In an analysis of more than 32,000 CT pulmonary angiograms, the AI triage tool matched radiologist interpretations in 97.8% of cases, while discordant findings highlighted the continued importance of radiologist oversight.


An artificial intelligence (AI) algorithm for pulmonary embolism (PE) detection demonstrated high concordance with radiologist interpretations in a large, real-world study published in Radiology: Artificial Intelligence.

Researchers from Northwell Health analyzed 32,501 CT pulmonary angiograms performed across their integrated healthcare system over an 18‑month period. Overall agreement between the AI tool (AIDOC, Tel Aviv, Israel) and radiologist interpretations was 97.8%. Concordance was higher for negative exams than positive exams (98.18% vs 93.75%), underscoring the algorithm’s strength in helping to rule out PE.

Importantly, the findings also highlight the continued central role of radiologists. Among confirmed PE cases, 15% were correctly identified by radiologists but missed by the AI tool alone, demonstrating the diagnostic value of physician oversight in image interpretation (human-in-the-loop) after AI deployment.

Pulmonary embolism is a life‑threatening cardiovascular condition responsible for 5–10% of in-hospital deaths and more than 300,000 deaths annually in the United States. While several FDA-cleared AI tools are available for PE detection, few large-scale studies have evaluated their performance with a human-in-the-loop adjudication model in real-world clinical practice.

Real-World Use

Within the Northwell Health system, the AI algorithm analyzes CT pulmonary angiograms and flags suspected positive cases to assist radiologists with triage. In this study, researchers compared AI outputs with radiologist interpretations and examined cases where the two disagreed.

All discordant cases were independently reviewed and adjudicated by expert thoracic radiologists. Adjudication analysis revealed that radiologists were correct in 88.7% of disagreements (638 cases), while AI was correct in 11.3%.

Among discordant cases:

  • The AI result was PE positive, and the radiologist’s was PE negative in 25% of discordant cases; the radiologist’s negative result was correct in 85.6% of these.
  • The AI result was PE negative, and the radiologist’s was PE positive in 75% of discordant cases; radiologists correctly identified PE in 89.8% of these.
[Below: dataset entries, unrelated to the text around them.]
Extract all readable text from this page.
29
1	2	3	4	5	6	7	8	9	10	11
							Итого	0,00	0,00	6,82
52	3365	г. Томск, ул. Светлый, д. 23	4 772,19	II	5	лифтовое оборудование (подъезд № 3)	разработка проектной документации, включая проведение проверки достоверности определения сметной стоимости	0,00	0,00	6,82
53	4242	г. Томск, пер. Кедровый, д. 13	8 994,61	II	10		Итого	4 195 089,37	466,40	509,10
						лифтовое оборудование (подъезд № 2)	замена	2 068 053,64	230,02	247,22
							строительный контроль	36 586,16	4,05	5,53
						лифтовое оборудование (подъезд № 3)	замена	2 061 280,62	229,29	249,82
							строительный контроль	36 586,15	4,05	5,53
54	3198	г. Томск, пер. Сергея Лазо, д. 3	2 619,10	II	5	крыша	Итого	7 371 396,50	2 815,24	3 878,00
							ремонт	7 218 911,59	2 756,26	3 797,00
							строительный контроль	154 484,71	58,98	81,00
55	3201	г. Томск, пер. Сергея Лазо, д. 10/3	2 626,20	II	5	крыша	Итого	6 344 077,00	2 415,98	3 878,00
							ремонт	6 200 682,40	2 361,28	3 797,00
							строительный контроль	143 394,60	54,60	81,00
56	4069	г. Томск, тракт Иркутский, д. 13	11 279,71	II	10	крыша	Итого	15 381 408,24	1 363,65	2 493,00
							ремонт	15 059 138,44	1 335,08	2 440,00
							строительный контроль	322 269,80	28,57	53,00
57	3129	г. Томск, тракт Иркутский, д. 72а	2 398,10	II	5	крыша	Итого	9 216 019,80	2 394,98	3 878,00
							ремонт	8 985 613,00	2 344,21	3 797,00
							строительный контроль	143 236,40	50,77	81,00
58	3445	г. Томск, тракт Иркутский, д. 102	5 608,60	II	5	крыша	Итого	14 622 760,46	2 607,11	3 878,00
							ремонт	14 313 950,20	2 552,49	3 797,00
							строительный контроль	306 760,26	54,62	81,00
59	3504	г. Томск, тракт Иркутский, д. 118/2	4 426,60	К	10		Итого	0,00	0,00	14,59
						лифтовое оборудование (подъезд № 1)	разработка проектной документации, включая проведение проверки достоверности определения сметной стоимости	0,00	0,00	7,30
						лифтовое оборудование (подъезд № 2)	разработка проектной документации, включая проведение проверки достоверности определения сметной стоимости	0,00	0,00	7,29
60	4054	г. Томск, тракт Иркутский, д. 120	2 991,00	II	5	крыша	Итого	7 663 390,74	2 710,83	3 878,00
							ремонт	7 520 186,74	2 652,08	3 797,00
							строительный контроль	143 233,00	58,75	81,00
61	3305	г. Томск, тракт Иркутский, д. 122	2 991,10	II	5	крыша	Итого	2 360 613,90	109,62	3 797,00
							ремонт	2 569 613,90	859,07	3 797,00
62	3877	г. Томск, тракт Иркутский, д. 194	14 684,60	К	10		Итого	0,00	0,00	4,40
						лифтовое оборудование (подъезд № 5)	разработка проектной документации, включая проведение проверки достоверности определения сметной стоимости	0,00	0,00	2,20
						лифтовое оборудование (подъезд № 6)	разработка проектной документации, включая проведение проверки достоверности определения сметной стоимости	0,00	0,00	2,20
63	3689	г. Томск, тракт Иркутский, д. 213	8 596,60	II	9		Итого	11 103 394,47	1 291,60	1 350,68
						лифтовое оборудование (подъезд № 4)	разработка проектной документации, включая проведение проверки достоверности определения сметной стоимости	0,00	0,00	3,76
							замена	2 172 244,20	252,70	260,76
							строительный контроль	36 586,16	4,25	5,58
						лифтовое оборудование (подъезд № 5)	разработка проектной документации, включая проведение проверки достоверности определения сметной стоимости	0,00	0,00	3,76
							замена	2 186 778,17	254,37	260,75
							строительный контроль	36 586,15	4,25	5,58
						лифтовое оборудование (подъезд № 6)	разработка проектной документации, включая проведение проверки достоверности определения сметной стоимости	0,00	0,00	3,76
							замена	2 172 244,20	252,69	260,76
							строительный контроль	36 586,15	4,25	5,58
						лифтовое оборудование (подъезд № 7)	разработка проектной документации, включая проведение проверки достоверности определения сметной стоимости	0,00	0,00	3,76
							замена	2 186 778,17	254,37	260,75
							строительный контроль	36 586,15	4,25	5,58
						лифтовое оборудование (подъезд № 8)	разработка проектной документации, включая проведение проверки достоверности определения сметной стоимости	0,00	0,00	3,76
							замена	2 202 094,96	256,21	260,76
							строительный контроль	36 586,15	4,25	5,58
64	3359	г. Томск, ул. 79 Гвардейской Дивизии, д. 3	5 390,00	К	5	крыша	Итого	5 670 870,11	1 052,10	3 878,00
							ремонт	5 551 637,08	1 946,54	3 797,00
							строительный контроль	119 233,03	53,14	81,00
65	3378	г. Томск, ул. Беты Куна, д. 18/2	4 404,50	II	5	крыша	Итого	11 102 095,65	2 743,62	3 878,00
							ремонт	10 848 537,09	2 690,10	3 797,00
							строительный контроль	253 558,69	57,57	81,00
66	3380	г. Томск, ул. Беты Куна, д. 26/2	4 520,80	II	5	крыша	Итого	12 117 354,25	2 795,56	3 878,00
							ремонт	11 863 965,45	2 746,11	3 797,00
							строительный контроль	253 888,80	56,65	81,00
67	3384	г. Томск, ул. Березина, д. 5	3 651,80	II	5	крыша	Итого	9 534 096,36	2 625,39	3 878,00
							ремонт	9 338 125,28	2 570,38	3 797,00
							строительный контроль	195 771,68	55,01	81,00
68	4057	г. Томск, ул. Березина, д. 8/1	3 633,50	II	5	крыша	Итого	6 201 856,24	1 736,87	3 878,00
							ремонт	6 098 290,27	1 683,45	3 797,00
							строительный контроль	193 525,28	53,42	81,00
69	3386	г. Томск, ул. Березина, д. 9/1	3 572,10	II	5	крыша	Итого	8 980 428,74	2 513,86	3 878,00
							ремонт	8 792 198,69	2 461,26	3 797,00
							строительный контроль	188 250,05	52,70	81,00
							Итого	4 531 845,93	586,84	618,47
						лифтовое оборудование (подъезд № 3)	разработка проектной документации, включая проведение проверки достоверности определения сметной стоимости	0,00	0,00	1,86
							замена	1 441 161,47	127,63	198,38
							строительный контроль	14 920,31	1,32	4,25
“AI-informed radiologists achieved a sensitivity of 99.2% for pulmonary embolism detection. Radiologist-AI agreement was highest for acute and central emboli—the cases associated with the greatest clinical urgency and mortality risk. This suggests the algorithm is most reliable in precisely the clinical scenarios where triage has the greatest potential to impact patient outcomes,” says Shlomit Goldberg-Stein, MD, FACR, professor of radiology and director of AI at the Zucker School of Medicine at Hofstra/Northwell, in a release.  “Ultimately, these results demonstrate that the combined expertise of radiologists with AI offers the best potential to improve PE identification in clinical practice.”

Importance of Radiologist Oversight

While agreement between AI and radiologists was high, Matthew Barish, MD, FACR, professor of radiology and vice chair of radiology informatics at the Zucker School of Medicine at Hofstra/Northwell and CMIO of enterprise imaging at Northwell Health, says that radiologist oversight remained necessary.

“Of all positive cases, 2,733 (>85%) were initially identified by AI and confirmed by radiologists showing the value of AI triage. However, 483 cases (15%) were detected only with radiologist involvement demonstrating the importance of subsequent radiologist review when AI was negative,” says Barish in a release. “Interestingly, in 26 cases AI correctly identified the PE, but this was incorrectly rejected by the initial radiologist but subsequently confirmed by the adjudicator. These findings show the value of AI-triage while also demonstrating the continued role of the radiologist in the clinical pathway.”

Pina C. Sanelli, MD, MPH, FACR, professor of radiology and vice chair of research at the Zucker School of Medicine at Hofstra/Northwell and director of the Harvey L. Neiman Health Policy Institute Policy Research and IMaging Effectiveness (PRIME) Center, adds in a release, “This large-scale evaluation demonstrates that AI achieves high agreement with radiologists in real-world clinical practice, extending beyond controlled investigational settings. However, some diagnoses would have been missed if hospitals had relied on either AI or radiologists alone, underscoring that the best outcomes are achieved when AI and radiologists work together using human-in-the-loop processes. 

“Our structured quality oversight process, including expert adjudication of discrepant cases, ensured diagnostic accuracy during deployment and extending into the post-deployment phase.  We strongly encourage other practices to adopt similar safeguards to gain trust and experience with AI.”